Rumah Tipe 57 Faktor pertama terdiri dari jumlah anggota keluarga, peningkatan penghasilan dan kedekatan dengan tempat kerja. Nama yang tepat untuk faktor yang dapat mewakili variabel-variabel ini adalah "Kebutuhan dan Pendapatan Keluarga". Faktor kedua terdiri dari faktor usaha keluarga, luas lahan dan kelengkapan sarana dan prasarana. Nama yang tepat untuk faktor yang dapat mewakili variabel-variabel ini adalah "Pendukung Perumahan dan Ketersediaan Lahan". Rumah Tipe 70 Faktor pertama terdiri dari peningkatan penghasilan, dekat dengan tempat kerja dan kelengkapan sarana dan prasarana. Nama yang tepat untuk faktor yang dapat mewakili variabel-variabel ini adalah "Pendapatan Keluarga dan Fasilitas Perumahan" Faktor kedua terdiri dari usaha keluarga dan luas lahan rumah. Nama yang tepat untuk faktor yang dapat mewakili variabel-variabel ini adalah "Faktor Ketersediaan Lahan".

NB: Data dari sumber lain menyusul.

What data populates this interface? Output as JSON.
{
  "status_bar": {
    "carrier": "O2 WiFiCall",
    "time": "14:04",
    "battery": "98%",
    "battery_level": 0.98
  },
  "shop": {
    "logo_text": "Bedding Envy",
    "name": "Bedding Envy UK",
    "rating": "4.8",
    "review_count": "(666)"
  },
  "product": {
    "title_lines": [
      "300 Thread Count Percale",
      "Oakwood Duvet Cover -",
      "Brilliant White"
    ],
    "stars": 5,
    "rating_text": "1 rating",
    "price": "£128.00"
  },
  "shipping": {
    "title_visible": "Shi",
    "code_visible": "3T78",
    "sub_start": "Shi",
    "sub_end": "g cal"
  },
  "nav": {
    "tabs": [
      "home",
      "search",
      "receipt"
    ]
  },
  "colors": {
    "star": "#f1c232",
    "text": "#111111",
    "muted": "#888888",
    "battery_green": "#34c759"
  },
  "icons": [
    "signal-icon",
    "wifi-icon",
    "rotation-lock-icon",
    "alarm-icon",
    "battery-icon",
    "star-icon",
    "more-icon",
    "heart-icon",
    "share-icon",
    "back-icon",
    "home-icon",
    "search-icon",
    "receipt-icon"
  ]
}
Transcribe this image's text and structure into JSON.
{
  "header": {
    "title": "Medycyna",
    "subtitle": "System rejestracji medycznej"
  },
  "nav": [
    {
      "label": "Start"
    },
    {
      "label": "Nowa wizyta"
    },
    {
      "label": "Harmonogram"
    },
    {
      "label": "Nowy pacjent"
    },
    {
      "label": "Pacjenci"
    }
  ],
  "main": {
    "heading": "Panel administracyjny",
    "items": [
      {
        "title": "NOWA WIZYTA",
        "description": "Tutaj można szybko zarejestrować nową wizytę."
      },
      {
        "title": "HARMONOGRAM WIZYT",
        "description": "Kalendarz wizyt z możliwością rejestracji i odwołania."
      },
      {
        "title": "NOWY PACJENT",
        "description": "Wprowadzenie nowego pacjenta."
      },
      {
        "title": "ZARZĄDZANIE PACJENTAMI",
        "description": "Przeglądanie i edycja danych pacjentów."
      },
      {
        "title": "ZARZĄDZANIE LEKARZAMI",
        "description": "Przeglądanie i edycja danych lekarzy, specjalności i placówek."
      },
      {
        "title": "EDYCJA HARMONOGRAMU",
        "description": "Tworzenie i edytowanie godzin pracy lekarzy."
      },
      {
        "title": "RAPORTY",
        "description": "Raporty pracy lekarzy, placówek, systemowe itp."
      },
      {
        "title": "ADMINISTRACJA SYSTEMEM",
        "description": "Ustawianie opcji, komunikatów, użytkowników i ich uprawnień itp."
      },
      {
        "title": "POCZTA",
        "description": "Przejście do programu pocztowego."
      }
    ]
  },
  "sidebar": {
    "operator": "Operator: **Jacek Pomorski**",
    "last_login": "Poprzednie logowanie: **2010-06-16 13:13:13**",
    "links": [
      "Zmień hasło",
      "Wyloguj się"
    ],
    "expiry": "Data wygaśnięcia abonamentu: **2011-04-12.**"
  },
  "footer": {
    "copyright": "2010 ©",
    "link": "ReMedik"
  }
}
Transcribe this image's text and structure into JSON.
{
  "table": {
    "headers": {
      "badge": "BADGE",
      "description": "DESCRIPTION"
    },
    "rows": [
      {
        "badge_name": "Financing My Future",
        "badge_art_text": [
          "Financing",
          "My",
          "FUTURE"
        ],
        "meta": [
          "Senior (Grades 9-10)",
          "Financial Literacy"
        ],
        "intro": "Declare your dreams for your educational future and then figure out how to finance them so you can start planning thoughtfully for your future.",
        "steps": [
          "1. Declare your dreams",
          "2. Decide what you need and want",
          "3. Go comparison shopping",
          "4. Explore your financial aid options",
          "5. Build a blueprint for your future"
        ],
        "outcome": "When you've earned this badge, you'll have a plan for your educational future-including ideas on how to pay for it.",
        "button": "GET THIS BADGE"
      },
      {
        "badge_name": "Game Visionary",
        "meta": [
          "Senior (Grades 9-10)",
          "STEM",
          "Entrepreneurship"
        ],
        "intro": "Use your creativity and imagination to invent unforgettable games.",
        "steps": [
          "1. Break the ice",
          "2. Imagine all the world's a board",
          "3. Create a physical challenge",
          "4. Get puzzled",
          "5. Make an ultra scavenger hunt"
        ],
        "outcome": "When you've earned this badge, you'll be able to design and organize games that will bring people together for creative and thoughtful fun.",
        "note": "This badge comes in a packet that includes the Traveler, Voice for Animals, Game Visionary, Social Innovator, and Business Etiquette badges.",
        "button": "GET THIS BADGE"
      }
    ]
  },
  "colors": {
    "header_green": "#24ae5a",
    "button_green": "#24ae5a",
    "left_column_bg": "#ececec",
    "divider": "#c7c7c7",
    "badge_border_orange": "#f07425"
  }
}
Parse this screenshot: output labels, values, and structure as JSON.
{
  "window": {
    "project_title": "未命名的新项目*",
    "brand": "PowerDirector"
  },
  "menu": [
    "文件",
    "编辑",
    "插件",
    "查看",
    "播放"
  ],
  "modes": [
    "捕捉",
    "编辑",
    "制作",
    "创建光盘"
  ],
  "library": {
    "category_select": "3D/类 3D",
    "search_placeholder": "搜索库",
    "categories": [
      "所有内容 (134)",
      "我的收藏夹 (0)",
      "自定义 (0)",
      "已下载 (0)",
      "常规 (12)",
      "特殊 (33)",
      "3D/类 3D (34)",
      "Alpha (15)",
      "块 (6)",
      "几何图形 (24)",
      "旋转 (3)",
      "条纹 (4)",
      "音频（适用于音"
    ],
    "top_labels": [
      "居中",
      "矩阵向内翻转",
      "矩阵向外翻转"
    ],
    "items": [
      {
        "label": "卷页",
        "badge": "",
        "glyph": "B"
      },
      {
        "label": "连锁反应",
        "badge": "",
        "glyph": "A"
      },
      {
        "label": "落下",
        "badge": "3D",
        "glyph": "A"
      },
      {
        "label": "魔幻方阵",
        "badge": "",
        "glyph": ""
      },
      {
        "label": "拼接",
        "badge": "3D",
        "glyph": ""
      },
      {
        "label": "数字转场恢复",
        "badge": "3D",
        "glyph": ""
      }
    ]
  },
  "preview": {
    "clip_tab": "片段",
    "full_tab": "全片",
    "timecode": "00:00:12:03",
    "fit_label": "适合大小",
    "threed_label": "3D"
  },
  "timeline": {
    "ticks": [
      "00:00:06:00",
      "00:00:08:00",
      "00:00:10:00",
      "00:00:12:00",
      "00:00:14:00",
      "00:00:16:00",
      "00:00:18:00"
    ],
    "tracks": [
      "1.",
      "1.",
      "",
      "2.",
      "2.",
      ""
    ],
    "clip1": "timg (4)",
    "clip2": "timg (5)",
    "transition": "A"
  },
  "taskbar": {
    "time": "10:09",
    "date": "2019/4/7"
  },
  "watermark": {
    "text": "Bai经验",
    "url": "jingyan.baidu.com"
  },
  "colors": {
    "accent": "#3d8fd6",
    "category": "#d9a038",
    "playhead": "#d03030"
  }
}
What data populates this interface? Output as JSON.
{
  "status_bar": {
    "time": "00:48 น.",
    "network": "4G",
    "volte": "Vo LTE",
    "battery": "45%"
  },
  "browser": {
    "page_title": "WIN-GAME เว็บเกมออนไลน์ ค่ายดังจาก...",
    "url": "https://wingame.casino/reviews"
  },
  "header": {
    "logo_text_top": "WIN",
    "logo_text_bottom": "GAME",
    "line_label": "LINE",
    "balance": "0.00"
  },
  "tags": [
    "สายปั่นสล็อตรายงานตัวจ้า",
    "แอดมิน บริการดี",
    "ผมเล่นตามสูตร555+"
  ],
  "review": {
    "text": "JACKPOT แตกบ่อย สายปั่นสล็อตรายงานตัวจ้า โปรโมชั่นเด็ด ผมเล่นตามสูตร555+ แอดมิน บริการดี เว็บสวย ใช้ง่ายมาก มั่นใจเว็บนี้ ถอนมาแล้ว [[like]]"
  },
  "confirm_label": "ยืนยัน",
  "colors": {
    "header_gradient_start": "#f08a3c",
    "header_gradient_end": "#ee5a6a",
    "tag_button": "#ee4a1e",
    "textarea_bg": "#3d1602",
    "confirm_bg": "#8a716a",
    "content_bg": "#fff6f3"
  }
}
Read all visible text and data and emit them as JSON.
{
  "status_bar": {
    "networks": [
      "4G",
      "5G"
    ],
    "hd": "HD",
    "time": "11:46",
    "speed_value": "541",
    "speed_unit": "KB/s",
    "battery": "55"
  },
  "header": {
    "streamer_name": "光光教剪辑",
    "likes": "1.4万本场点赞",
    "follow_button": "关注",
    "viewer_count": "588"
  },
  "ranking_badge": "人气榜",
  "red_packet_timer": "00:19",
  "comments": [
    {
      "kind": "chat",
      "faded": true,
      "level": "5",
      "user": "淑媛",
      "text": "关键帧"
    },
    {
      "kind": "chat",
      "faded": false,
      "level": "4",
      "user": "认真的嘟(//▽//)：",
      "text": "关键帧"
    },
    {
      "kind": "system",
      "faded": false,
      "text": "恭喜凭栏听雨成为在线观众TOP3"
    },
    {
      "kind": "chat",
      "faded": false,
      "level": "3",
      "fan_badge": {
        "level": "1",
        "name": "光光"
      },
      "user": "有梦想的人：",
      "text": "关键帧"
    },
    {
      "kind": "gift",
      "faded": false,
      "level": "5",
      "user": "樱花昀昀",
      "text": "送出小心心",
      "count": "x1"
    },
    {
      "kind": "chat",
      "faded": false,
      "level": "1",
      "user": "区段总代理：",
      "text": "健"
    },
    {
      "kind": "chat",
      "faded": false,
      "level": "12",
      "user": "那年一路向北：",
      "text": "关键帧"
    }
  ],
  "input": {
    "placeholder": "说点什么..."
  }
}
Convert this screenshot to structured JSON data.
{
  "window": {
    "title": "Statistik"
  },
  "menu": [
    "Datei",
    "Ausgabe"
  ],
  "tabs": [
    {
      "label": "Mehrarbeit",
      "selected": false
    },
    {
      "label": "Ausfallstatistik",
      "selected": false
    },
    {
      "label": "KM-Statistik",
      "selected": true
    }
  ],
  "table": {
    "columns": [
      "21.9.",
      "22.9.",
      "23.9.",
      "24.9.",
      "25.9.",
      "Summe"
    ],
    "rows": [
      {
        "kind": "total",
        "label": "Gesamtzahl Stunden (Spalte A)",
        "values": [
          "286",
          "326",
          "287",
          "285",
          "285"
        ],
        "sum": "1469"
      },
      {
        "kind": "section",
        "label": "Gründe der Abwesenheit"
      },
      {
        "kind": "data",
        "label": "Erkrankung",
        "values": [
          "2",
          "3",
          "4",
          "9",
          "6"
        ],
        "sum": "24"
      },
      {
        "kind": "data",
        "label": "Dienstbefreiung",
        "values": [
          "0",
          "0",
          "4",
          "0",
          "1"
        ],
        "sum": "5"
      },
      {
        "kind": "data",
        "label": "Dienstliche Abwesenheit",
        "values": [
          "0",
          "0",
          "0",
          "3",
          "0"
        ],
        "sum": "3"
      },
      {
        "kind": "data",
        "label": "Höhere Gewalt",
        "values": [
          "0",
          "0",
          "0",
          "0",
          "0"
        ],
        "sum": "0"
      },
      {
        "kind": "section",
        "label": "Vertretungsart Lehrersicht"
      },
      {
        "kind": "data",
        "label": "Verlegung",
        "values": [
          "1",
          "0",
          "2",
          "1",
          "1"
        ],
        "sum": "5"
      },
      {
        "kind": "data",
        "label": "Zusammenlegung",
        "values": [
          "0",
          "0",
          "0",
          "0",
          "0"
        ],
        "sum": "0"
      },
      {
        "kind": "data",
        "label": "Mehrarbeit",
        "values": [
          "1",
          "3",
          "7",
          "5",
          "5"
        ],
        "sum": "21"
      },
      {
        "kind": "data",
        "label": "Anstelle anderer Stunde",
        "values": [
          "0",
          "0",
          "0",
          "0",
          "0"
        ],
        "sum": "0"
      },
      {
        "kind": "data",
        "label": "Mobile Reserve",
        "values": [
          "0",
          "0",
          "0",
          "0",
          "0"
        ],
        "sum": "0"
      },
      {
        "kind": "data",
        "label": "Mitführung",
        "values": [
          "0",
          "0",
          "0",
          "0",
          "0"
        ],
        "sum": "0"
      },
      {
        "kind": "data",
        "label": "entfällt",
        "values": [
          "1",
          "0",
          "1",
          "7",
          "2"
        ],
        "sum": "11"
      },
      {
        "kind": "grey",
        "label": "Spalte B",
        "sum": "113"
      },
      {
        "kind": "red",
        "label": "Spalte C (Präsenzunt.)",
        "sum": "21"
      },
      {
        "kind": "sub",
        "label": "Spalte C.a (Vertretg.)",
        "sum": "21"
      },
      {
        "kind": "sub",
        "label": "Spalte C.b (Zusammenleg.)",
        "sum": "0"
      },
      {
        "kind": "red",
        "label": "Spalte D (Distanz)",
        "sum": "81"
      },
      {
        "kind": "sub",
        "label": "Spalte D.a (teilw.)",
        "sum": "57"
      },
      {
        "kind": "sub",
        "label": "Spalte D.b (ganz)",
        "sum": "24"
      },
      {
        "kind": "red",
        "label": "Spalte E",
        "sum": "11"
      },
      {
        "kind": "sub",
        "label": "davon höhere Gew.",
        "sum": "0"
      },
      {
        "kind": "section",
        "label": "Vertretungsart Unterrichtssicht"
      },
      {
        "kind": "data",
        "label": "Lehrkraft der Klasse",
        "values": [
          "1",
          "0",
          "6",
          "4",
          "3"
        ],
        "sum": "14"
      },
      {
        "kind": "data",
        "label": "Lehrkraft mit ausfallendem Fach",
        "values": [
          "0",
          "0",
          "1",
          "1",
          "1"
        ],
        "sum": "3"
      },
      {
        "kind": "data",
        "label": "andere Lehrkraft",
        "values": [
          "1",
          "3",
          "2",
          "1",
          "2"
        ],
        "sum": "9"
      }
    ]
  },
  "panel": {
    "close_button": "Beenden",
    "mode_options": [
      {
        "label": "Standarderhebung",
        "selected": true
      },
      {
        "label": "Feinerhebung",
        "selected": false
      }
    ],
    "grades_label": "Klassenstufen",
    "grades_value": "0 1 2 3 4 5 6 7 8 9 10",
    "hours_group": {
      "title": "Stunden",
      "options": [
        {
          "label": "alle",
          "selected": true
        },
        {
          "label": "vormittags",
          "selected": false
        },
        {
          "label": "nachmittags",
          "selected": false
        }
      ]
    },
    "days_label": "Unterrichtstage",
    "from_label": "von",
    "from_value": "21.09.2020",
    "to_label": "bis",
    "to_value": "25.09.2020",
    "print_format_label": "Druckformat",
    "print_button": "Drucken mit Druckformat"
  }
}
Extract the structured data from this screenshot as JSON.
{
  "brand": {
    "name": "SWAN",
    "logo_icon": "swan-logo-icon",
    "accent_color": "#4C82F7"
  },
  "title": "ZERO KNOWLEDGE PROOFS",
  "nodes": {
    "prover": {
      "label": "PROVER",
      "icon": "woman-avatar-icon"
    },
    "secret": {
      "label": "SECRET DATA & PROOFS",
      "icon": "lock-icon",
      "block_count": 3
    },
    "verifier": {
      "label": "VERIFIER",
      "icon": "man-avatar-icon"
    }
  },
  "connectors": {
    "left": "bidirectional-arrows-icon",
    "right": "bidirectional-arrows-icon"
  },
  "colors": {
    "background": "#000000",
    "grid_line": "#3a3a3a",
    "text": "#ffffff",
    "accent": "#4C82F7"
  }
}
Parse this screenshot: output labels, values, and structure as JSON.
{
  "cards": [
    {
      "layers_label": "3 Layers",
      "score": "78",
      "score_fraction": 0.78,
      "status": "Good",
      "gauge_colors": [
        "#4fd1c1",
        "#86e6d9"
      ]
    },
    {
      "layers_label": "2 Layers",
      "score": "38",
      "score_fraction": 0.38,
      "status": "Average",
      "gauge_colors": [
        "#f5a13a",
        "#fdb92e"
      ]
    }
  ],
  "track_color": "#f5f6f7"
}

Analisis Perubahan Sarana, Prasarana dan Utilitas Umum
Perubahan Prasarana. Berdasarkan hasil observasi di Perumahan Bumi Wanamukti untuk kondisi jalan cukup baik hanya sebagian kecil jalan saja yang berlubang selain itu jalan juga dilengkapi dengan lampu jalan. Saluran drainase pada jalan utama masih sering tersumbat sampah ketika musim hujan sehingga sering terjadi genangan air, sedangkan pada beberapa jalan lainnya drainase dengan kondisi cukup baik karena adanya kerja bakti untuk membersihkan lingkungan termasuk drainase hanya saja dikarenakan limbah cair rumah tangga dibuang melalui saluran drainase sehingga drainase menjadi kotor dan berbau. Saluran drainase yang ada di Perumahan Bumi Wanamukti akan mengalir pada sungai yang ada di tengah perumahan. Sistem persampahan di Perumahan Bumi Wanamukti juga sudah baik, setiap rumah memiliki kotak sampah yang diletakan di depan rumah yang nantinya akan diangkut oleh petugas kebersihan setiap harinya. Petugas kebersihan tersebut merupakan petugas yang dibayar oleh RT melalui uang iuran dari setiap rumah. Sanitasi di perumahan Bumi Wanamukti setiap rumah memiliki satu saluran dengan kondisi baik. Sedangkan jika dilihat dari pendapat penghuni mengenai kondisi prasarana di Perumahan Bumi Wanamukti sebagian besar mengatakan dalam kondisi baik untuk lebih jelaasnya dapat dilihat pada gambar 2.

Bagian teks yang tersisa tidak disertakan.